En y ajoutant la lettre H’et ח, deuxième du mot, se forme alors le mot Ah’, qui veut dire frère, ou fraternité. La question de la responsabilité est bien sûr celle du rapport au frère. Souvenez-vous comment tout commence dans la Bible : un homme tue son frère et nie toute responsabilité dans l’acte irréparable qu’il vient de commettre. Il prononce alors cette célèbre phrase : “Suis-je gardien de mon frère ?” Si ce n’est pas moi, semble-t-il dire, alors “qui” ?
S’ajoute dans le mot “Responsabilité” une troisième lettre, Resh ר, et se forme alors le mot Ah’er qui veut dire l’autre, l’altérité.
La responsabilité engage mon rapport à mon frère mais aussi tout lien au monde qui m’entoure. Y a-t-il dans ce monde de la place pour un autre qui n’est pas moi ? De quelle manière la place que je ferai, ou pas à la différence, engage ma responsabilité ?
Et finalement, le mot “Responsablité” s’écrit en ajoutant une dernière lettre : un Youd י. Alef, H’et, Resh et Youd composent le mot Ah’aray, qui signifie “après moi”. La responsabilité est toujours ce qui engage une génération vis-à-vis de la suivante, ce qui viendra après elle.

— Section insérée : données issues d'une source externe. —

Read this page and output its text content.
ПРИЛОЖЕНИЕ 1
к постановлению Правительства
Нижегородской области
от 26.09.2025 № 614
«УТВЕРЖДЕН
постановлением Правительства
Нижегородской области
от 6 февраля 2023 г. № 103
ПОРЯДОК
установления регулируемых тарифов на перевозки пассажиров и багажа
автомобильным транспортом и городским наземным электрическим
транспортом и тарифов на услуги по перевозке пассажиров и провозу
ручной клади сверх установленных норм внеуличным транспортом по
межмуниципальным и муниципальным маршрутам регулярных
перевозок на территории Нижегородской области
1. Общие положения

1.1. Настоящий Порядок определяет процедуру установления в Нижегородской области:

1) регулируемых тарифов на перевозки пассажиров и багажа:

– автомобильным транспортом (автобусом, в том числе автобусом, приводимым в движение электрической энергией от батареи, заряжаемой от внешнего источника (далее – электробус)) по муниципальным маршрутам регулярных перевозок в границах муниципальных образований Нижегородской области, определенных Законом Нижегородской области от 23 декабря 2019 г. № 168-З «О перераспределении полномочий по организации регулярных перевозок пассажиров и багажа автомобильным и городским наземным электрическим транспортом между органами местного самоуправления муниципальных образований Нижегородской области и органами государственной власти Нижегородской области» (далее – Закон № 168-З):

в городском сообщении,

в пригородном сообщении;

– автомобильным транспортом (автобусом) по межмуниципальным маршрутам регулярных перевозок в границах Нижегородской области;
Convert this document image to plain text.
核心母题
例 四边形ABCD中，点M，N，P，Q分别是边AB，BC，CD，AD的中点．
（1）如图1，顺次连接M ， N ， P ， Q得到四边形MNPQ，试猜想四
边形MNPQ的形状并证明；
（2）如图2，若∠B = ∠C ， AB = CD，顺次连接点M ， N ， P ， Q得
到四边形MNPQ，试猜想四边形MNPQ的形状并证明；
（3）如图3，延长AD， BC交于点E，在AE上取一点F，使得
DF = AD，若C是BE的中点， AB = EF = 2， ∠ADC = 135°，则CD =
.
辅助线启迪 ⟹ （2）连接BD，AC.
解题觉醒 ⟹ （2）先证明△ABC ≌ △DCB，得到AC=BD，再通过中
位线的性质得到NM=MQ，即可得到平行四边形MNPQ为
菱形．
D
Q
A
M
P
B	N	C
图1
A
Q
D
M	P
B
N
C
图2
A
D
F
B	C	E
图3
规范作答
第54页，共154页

Et cette notion résonne sans doute avec un peu plus d’acuité encore, face à la crise environnementale que nous connaissons et qui amplifie face à nos yeux.
Comment engager notre responsabilité vis-à-vis de nos prochains, de nos lointains et des générations futures ?
Celui qui refuse de faire cela connaît toujours la tentation complotiste, et très rapidement s’y agrègent bien des haines dont l’antisémitisme, dans la mesure ou le Juif devient aux yeux de cet homme celui qui porte la responsabilité qu’il refuse d’endosser lui-même.
Vous connaissez parfaitement ce concept, il porte même un nom dans la culture populaire : on appelle cela le phénomène du “bouc émissaire”.
Et par une étrange coïncidence – mais en est-ce vraiment une ? – c’est LE texte que nos sages nous invitent à étudier à Yom Kippour.
Demain matin, réunis dans nos synagogues, au jour le plus sacré du calendrier juif, au moment où toute un peuple s’interroge sur sa responsabilité et l’étendue de ses fautes, il lui est demandé de lire précisément cet épisode : l’histoire du bouc émissaire.
À l’époque où se tenait à Jérusalem un Temple, au jour de Yom Kippour, le Grand-prêtre comme un grand Alef faisait venir à lui deux boucs, deux animaux en tout point semblables, comme deux frères jumeaux. Ah’…
Et voilà qu’il séparait l’un de l’autre. L’un devenait pour l’autre Ah’er.
D’un côté, celui consacré à l’Éternel. De l’autre, celui qui suivrait dans le désert un émissaire chargé de le mener derrière lui, Ah’arav, vers un lieu inconnu.
Ce bouc, chargé de toutes les fautes du peuple, ce “bouc émissaire” portait sur lui la responsabilité de ceux qui aspiraient à travers lui à s’en débarrasser.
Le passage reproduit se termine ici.